En dehors de la surenchère politique concernant le traitement à réserver aux Rcdistes, il faut reconnaitre que cette masse de la population tunisienne a été absorbée, de différentes manières, par l’ensemble des formations politiques, y compris Ennahdha. La rivalité entre les deux mouvements (Ennahdha et l’Appel de la Tunisie) doit donc être recherchée ailleurs.

Contrairement aux autres formations politiques d’opposition, le mouvement de Bce dispose de plusieurs avantages, de forme et de fond, qui font de lui un adversaire redoutable pour le mouvement islamiste.

Premièrement le fondateur du mouvement n’a pas, vu son âge, des ambitions politiques personnelles à part son possible désir, légitime d’ailleurs, d’associer son nom, tout comme Habib Bourguiba, à une œuvre majeure de l’histoire de la Tunisie. Cela est doublement important. Primo ses adversaires ne peuvent pas l’attaquer sous cet angle. Secundo ses collaborateurs ne verront pas en lui une menace.

Deuxièmement, le récent passage de Bce au premier ministère donne au mouvement une crédibilité incontestable que le rappel perpétré par Ennahdha de son passé politique, sous Bourguiba et Ben Ali, aura beaucoup de mal à effacer. Bce a déjà fait ses preuves d’homme d’Etat dans des conditions quasi-démocratiques. De même que parmi les fondateurs de ce mouvement on retrouve des anciens ministres avec des caractéristiques semblables.

Kamel Morjane, Ahmed Brahim, Taïeb Baccouche et les autres.

Troisièmement, le mouvement de Bce est une fabrication locale contrairement à toutes les autres formations politiques qui sont nées idéologiquement sous d’autres cieux (communisme, socialisme, nationalisme, libéralisme, islamisme…). Cette identité protège le mouvement contre les attaques idéologiques se référant à d’autres expériences dans d’autres pays, le dispense de la difficulté de respecter de manière stricte un cadre conceptuel contraignant et lui offre la possibilité de se présenter comme étant le garant de l’identité nationale dans sa diversité et sa complexité.
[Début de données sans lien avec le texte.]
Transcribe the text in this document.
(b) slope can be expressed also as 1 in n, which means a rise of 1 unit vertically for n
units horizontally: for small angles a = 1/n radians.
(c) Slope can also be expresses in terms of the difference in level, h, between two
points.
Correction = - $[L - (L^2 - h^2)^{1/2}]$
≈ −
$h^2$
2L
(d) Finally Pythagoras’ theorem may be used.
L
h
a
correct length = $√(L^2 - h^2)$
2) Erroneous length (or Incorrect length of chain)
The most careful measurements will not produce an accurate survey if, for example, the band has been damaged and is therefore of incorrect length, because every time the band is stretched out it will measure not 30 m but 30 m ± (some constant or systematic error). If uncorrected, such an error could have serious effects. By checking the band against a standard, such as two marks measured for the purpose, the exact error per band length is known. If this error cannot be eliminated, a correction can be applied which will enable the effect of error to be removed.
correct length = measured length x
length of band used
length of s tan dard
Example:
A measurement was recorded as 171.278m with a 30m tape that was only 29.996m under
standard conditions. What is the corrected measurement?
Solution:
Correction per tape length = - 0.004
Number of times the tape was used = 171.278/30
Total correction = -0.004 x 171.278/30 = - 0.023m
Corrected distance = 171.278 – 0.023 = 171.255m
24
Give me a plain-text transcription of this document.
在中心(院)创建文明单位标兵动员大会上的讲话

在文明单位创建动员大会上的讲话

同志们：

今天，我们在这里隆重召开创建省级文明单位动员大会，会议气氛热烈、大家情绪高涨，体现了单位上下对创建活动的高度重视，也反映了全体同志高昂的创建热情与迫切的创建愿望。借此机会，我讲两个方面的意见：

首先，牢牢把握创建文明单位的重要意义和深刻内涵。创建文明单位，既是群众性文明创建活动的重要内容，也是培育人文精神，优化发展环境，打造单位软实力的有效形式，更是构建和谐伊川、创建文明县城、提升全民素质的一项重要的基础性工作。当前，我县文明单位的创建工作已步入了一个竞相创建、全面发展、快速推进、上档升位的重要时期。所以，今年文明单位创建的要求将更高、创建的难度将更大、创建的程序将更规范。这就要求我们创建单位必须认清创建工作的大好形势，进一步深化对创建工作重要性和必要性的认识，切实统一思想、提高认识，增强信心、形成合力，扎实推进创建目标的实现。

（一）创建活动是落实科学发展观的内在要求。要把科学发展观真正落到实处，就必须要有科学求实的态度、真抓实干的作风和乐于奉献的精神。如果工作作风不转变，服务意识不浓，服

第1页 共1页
Quatrièmement, l’Appel de la Tunisie s’est fait entourer (côté façade) de personnalités connues, d’univers différents, compétents et très représentatifs du paysage socio-politico-culturel tunisien hors «troïka». Cela donne l’impression d’un geste très réfléchi dont l’architecte est Bourguiba.

Une société anonyme gérée par Bce

Le mouvement est composé de représentants de régions, couches sociales, courants politiques et milieux socioculturels bien étudiés de manière à pouvoir accéder à un territoire assez large. Cela met à la disposition du mouvement une puissante machine de propagande électorale multi facettes qu’il pourra activer le moment voulu.

Cinquièmement, le mouvement semble soutenu par des bailleurs de fonds internes puissants (hommes d’affaires). La possibilité de mobilier des ressources financières importantes à des fins électorales ne semble pas inquiéter l’équipe Bce.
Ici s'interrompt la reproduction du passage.